Covid-19, démantèlement du camp des migrants à Vintimille, projets humanitaires en Afrique, encadrement d’Herculis, soutien scolaire... Les salariés et bénévoles sont sur tous les fronts.

Ils relèvent à peine la tête. Le temps de souffler un peu, changer d’air ou tout simplement s’aérer l’esprit après des mois intenses de mobilisation. En première ligne dans la lutte contre le Covid-19 pour beaucoup, les salariés et bénévoles de la Croix-Rouge monégasque (CRM) ont su, dans l’urgence et l’inconnu, basculer en mode opérationnel et efficace.

"ça a été un chamboulement total au quotidien, reconnaît le secrétaire général de la CRM, Frédéric Platini, soulagé d’avoir jusqu’à présent préservé ses troupes du danger. On n’a pas eu une seule personne en opération qui a été impactée par le Covid. Sur les 600 bénévoles, certains l’ont eu mais aucun de ceux qui étaient au Centre de soins à domicile pour prendre les constantes des personnes contaminées."

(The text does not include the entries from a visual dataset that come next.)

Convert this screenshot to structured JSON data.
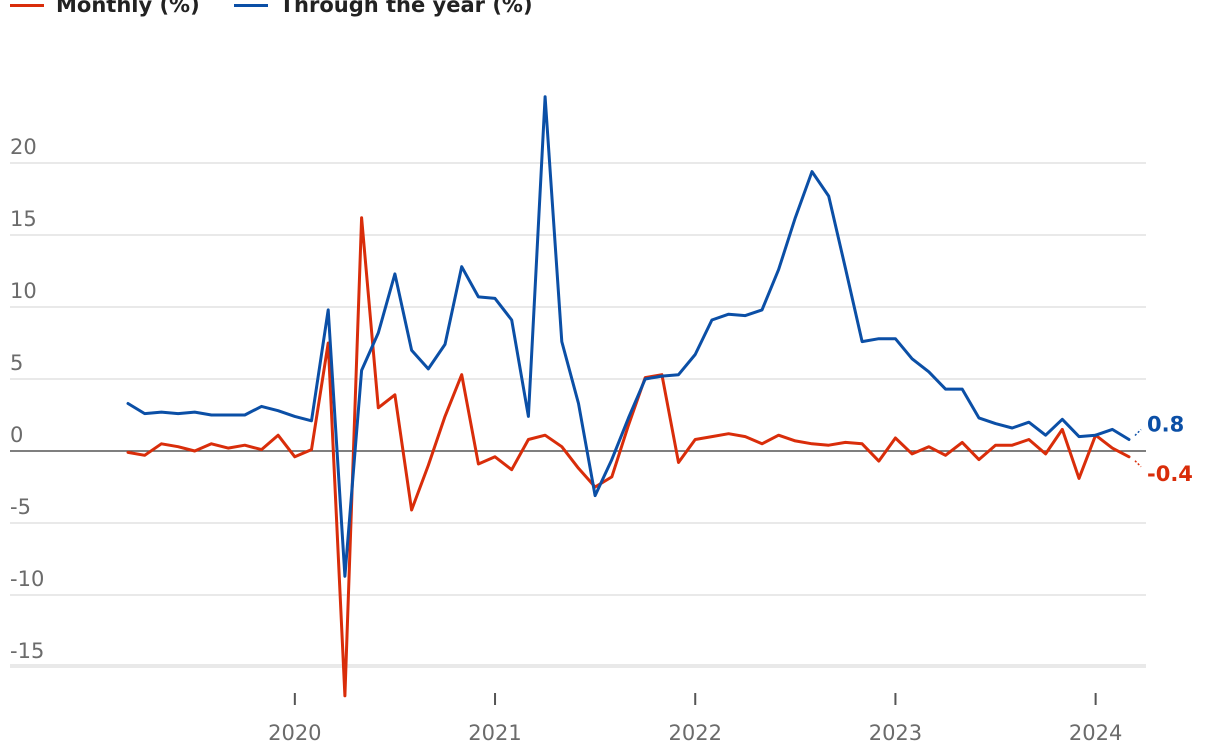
{
  "legend": [
    {
      "label": "Monthly (%)",
      "color": "#d92d0a"
    },
    {
      "label": "Through the year (%)",
      "color": "#0b4fa6"
    }
  ],
  "chart_data": {
    "type": "line",
    "title": "",
    "xlabel": "",
    "ylabel": "",
    "x_start": "2019-03",
    "x_end": "2024-03",
    "x_ticks": [
      "2020",
      "2021",
      "2022",
      "2023",
      "2024"
    ],
    "y_ticks": [
      20,
      15,
      10,
      5,
      0,
      -5,
      -10,
      -15
    ],
    "y_tick_labels": [
      "20",
      "15",
      "10",
      "5",
      "0",
      "-5",
      "-10",
      "-15"
    ],
    "ylim": [
      -17,
      24
    ],
    "grid": true,
    "legend_position": "top-left",
    "series": [
      {
        "name": "Monthly (%)",
        "color": "#d92d0a",
        "end_label": "-0.4",
        "values": [
          -0.1,
          -0.3,
          0.5,
          0.3,
          0.0,
          0.5,
          0.2,
          0.4,
          0.1,
          1.1,
          -0.4,
          0.1,
          7.5,
          -17.0,
          16.2,
          3.0,
          3.9,
          -4.1,
          -1.0,
          2.4,
          5.3,
          -0.9,
          -0.4,
          -1.3,
          0.8,
          1.1,
          0.3,
          -1.2,
          -2.5,
          -1.8,
          1.8,
          5.1,
          5.3,
          -0.8,
          0.8,
          1.0,
          1.2,
          1.0,
          0.5,
          1.1,
          0.7,
          0.5,
          0.4,
          0.6,
          0.5,
          -0.7,
          0.9,
          -0.2,
          0.3,
          -0.3,
          0.6,
          -0.6,
          0.4,
          0.4,
          0.8,
          -0.2,
          1.5,
          -1.9,
          1.1,
          0.2,
          -0.4
        ]
      },
      {
        "name": "Through the year (%)",
        "color": "#0b4fa6",
        "end_label": "0.8",
        "values": [
          3.3,
          2.6,
          2.7,
          2.6,
          2.7,
          2.5,
          2.5,
          2.5,
          3.1,
          2.8,
          2.4,
          2.1,
          9.8,
          -8.7,
          5.6,
          8.2,
          12.3,
          7.0,
          5.7,
          7.4,
          12.8,
          10.7,
          10.6,
          9.1,
          2.4,
          24.6,
          7.6,
          3.3,
          -3.1,
          -0.6,
          2.3,
          5.0,
          5.2,
          5.3,
          6.7,
          9.1,
          9.5,
          9.4,
          9.8,
          12.6,
          16.2,
          19.4,
          17.7,
          12.7,
          7.6,
          7.8,
          7.8,
          6.4,
          5.5,
          4.3,
          4.3,
          2.3,
          1.9,
          1.6,
          2.0,
          1.1,
          2.2,
          1.0,
          1.1,
          1.5,
          0.8
        ]
      }
    ]
  }
}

"Nous n’avons pas eu de cas graves, confirme Claude Fabbretti, directeur opérationnel du secourisme et des actions internationales. On a eu des cas peu symptomatiques ou asymptomatiques et deux alertes sur les binômes d’intervention qui se sont avérées négatives. Malgré tout, il y a eu un facteur stress, notamment au début où on avançait à tâtons. Ce qu’on a mis en place s’est avéré positif et le virus n’a pas circulé en interne."

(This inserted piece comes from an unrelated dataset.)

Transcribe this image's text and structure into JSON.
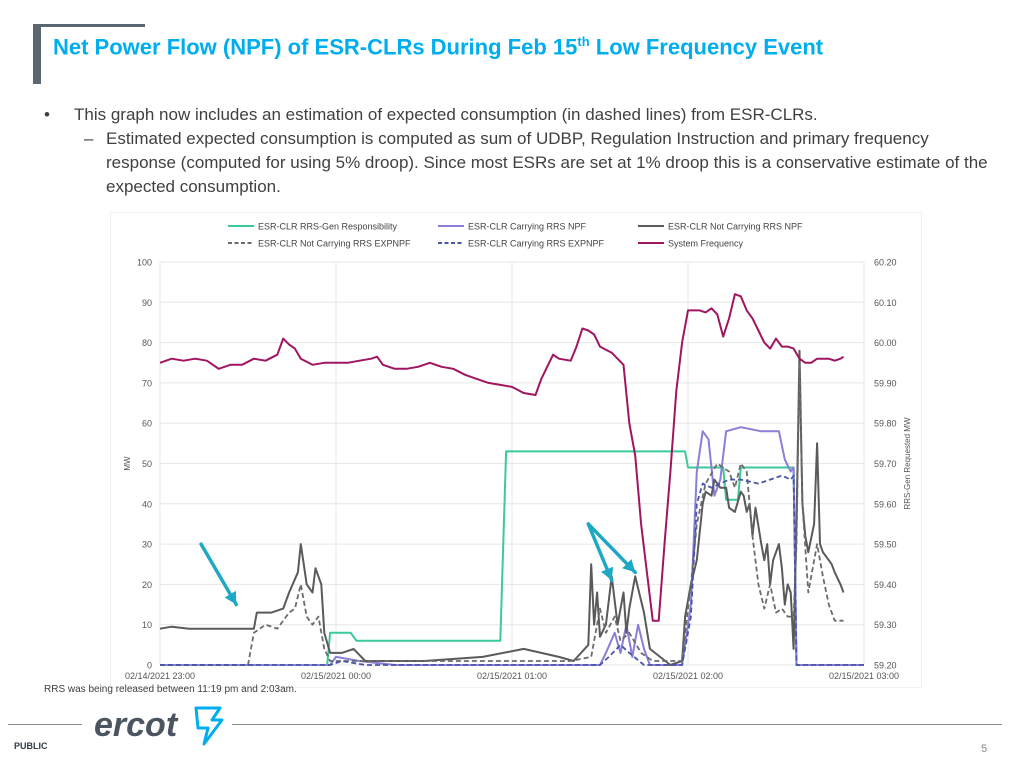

Les interactions avec le monde extérieur restent toutefois bouleversées puisque les visites en maisons de retraite et à l’hôpital n’ont toujours pas pu reprendre, pour protéger les plus vulnérables.

Que ce soit dans le cadre du Pass’Sport Culture ou pour le grand public, les formations aux gestes de premiers secours PSC1 ont en revanche repris "et se sont remplies très rapidement".

Les protocoles d’intervention font d’ailleurs l’objet de réajustements, selon les retours de terrain. Mercredi, Claude Fabbretti a ainsi passé un moment à débriefer avec les jeunes sauveteurs de la plage du Larvotto. Les maîtres mots : s’adapter et assurer sa propre sécurité en opération.

"Le personnel le plus exposé est testé toutes les deux ou trois semaines", précise Frédéric Platini. Sur le modèle - validé par la Direction de l’action sanitaire (Dasa) - de la crèche du CHPG, celui-ci a mis en place un cloisonnement des sections à la crèche de la CRM, pour éviter le brassage des bambins.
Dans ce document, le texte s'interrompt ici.